In den Beitrittsverhandlungen mit der Türkei muss die EU ihre Strategie ändern, findet Abendblatt-Politikredakteur Christian Unger.

35 Kapitel ist die Türkei von einem Beitritt zur Europäischen Union entfernt. 35 Pakete, geordnet nach Themen, enthalten die Verhandlungen zwischen EU-Politikern und türkischen Kollegen. Seit drei Jahren stocken die Gespräche, nur ein einziges der Kapitel ist abgeschlossen, viele andere sind suspendiert. Und noch nie war die Gefahr eines endgültigen Scheiterns der Beitrittsverhandlungen größer als in diesen Tagen.

Doch das wäre fatal. Denn der Dialog zwischen der EU und der Türkei ist wichtiger denn je. Europa darf sich nicht aus der Türkei raushalten. Das ist die EU auch den jungen Menschen auf dem Taksim-Platz in Istanbul schuldig, die von der Polizei brutal niedergeschlagen werden. Es gab Tote und Verletzte. Aber Europas Politiker tragen auch Verantwortung für die vielen Türken, die sich einen EU-Beitritt ihres Landes wünschen und nun bangen – Kaufleute, Künstlerinnen, Ärzte, eine wachsende aufgeklärte Mittelschicht. Von ihrer wirtschaftlichen, kreativen und politischen Kraft kann ganz Europa profitieren.

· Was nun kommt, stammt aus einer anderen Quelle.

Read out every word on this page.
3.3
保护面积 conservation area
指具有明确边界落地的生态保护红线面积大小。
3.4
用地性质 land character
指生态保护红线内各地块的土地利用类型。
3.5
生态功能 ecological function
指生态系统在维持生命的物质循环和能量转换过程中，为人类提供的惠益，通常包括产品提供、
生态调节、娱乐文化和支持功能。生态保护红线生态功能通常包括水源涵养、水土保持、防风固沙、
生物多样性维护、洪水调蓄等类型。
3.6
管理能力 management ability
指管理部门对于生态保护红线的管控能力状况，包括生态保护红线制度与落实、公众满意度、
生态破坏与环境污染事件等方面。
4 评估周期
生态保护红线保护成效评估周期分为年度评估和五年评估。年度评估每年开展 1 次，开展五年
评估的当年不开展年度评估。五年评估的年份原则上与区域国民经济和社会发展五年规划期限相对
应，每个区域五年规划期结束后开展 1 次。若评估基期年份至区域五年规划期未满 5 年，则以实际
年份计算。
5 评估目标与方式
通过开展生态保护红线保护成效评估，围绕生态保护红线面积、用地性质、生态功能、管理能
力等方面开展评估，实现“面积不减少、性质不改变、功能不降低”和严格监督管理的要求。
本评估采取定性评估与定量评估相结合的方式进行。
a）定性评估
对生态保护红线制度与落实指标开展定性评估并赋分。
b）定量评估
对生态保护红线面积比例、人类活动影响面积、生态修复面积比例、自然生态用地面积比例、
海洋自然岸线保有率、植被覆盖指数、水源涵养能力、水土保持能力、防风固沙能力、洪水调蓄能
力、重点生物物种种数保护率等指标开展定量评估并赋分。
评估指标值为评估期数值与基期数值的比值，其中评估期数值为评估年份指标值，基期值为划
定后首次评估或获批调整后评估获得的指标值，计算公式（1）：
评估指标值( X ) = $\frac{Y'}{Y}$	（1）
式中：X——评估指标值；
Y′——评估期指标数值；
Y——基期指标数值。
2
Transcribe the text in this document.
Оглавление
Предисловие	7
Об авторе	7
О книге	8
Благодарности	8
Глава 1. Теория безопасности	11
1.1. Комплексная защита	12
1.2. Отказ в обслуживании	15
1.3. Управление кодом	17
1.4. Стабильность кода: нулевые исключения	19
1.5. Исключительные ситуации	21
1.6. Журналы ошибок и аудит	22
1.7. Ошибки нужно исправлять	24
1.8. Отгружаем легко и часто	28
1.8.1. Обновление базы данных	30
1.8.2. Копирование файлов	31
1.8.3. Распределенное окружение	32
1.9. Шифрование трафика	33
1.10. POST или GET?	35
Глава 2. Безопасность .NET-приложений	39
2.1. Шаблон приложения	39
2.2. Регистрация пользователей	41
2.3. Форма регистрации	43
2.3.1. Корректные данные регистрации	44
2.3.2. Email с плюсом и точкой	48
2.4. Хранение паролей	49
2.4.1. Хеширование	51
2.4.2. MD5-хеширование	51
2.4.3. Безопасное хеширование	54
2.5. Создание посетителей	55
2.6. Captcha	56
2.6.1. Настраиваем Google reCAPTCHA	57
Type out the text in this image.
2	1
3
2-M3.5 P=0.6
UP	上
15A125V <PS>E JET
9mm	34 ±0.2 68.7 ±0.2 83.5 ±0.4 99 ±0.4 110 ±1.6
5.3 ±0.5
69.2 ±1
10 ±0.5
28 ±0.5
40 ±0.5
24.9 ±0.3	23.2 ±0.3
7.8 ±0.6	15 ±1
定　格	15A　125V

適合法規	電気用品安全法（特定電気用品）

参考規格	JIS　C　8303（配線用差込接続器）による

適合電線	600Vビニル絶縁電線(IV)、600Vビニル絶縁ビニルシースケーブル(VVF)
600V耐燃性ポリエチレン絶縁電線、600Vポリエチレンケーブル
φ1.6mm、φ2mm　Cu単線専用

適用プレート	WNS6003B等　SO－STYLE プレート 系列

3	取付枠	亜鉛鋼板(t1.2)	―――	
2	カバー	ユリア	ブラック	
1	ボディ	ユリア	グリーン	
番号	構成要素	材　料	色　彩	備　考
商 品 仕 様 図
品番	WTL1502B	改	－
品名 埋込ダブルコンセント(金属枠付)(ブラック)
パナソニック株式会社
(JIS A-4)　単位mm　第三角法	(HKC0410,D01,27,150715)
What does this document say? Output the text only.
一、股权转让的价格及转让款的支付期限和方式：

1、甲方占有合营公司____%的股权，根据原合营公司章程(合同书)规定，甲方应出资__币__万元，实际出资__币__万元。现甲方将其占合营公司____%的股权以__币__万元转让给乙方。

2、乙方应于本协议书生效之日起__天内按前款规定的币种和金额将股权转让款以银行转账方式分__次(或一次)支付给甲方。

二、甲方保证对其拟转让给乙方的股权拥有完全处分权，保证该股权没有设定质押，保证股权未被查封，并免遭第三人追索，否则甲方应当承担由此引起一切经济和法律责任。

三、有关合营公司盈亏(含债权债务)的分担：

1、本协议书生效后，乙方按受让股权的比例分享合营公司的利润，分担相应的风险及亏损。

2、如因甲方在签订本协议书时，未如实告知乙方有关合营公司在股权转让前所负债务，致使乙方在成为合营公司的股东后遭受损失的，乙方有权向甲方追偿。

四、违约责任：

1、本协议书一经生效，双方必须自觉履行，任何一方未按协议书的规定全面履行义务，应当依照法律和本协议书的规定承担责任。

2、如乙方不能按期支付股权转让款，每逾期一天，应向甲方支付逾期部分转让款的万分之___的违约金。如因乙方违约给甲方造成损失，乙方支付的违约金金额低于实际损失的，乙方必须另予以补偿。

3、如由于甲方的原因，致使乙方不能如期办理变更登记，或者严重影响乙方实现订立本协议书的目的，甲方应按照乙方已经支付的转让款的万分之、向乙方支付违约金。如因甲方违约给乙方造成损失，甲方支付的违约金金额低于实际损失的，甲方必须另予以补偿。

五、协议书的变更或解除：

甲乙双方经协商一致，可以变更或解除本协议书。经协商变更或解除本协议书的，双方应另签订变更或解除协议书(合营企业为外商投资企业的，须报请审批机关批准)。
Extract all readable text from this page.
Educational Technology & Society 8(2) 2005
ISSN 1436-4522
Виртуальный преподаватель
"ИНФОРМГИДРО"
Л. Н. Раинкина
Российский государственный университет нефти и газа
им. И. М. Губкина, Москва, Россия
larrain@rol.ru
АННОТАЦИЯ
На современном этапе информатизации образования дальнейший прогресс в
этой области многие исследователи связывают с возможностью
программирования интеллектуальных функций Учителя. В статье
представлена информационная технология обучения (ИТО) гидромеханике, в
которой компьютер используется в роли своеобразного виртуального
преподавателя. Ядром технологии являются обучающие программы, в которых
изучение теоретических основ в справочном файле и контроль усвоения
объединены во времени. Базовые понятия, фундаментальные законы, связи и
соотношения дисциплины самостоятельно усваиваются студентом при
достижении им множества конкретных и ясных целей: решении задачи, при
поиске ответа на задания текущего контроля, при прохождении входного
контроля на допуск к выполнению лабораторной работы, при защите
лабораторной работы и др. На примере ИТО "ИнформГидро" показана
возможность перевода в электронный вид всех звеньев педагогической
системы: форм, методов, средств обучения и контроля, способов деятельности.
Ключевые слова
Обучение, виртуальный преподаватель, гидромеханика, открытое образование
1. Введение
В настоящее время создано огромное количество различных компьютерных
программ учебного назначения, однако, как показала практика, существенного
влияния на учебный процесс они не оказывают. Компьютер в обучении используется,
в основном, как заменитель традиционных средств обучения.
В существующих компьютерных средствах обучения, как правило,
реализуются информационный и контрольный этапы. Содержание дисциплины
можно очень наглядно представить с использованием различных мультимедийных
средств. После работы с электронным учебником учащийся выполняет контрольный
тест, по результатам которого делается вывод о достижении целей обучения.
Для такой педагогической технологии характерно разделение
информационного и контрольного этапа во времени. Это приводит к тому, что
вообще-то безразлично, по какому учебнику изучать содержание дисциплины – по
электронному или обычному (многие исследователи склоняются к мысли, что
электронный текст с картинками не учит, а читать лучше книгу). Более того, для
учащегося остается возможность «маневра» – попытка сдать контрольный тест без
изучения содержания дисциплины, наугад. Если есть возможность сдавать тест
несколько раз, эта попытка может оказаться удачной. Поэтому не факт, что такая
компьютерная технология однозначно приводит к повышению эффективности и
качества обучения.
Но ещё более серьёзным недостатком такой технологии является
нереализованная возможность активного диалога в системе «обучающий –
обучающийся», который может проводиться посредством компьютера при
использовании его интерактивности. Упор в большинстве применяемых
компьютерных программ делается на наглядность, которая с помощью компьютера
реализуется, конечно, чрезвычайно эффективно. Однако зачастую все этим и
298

Ein Dialog ist in keinem Fall als Belohnung für das brutale Vorgehen der türkischen Eliten gegen Demonstranten zu verstehen. Verhandlungen sind vielmehr der wirksame Weg der Einmischung und der Chance auf Wandel, hin zu mehr Freiheit und Demokratie in Europa. Ein Abbruch bedeutet nur eine weitere Abschottung der Regierung in Ankara, für die Stabilität des Landes und die Zivilgesellschaft kann das fatale Folgen haben.

Und dennoch: Die EU muss ihre Strategie im Dialog mit der Türkei ändern. Vor allem braucht die EU eine härtere Haltung gegenüber Regierungschef Tayyip Erdogan. Das Bild vieler EU-Beamten von einem Premier, der für alle Akteure der Anker in die Europäische Gemeinschaft ist, hat in den vergangen Jahren Risse bekommen. Erdogan wurde in Brüssel mit diplomatischen Samthandschuhen begrüßt. Doch sein Vorgehen gegen die Demonstranten in diesen Tagen hat das schon rissige Bild platzen lassen.

Zehn Jahre ist Erdogan an der Macht. Sicher hat er viel bewegt in der Türkei: das Militär politisch entmachtet, Frauen und religiösen Minderheiten mehr Rechte eingeräumt und die Wirtschaft modernisiert. Erdogan erreichte den Beginn der Beitrittsverhandlungen 2005. Doch der autoritäre Schatten des einzigen Modernisierers wuchs, die Rechte wurden eingeschränkt. Die Folge: Nur in Weißrussland sitzen in Europa mehr Journalisten in Gefängnissen, auch Anwälte und Oppositionelle werden verfolgt. Erst im Januar verurteilte ein Gericht eine bekannte türkische Soziologin, weil sie angeblich als PKK-Mitglied einen Anschlag verübt haben soll. Beweise gibt es nicht. Der Prozess war auch eine Warnung für andere Bürgerrechtler und Intellektuelle.

Und Erdogans Rhetorik wird schärfer: Unlängst stellte er Zionismus auf eine Stufe mit Faschismus und nannte die Demonstranten aus dem Gezi-Park in Istanbul „Terroristen“ und „Gesindel“.

Der Aggressivität Erdogans muss die EU eine klare Haltung entgegensetzen. Brüssel darf nicht das Scheitern eines Beitritts beschließen, aber die EU muss ihn vor die Wahl stellen: Menschenrechte wahren, Pressefreiheit achten, Opposition zulassen, oder dem Land werden die Vorteile eines EU-Beitritts weiter verwehrt bleiben. Ein Scheitern will auch Erdogan nicht.

Die Verhandlungsführer der EU dürfen sich jedoch nicht in Hinterzimmer-Gespräche zurückziehen. Sie müssen als Gesandte eines freiheitlichen Europas auch in der Türkei präsent sein – auf Kulturveranstaltungen, im Rahmen von Austauschprogrammen, in den sozialen Netzwerken und auf Nachrichtenseiten im Internet, die auch in der Türkei gelesen werden. Die Botschaft der EU-Politiker muss klar sein: Nicht die Türkei darf isoliert werden - stattdessen der autoritäre Kurs Erdogans.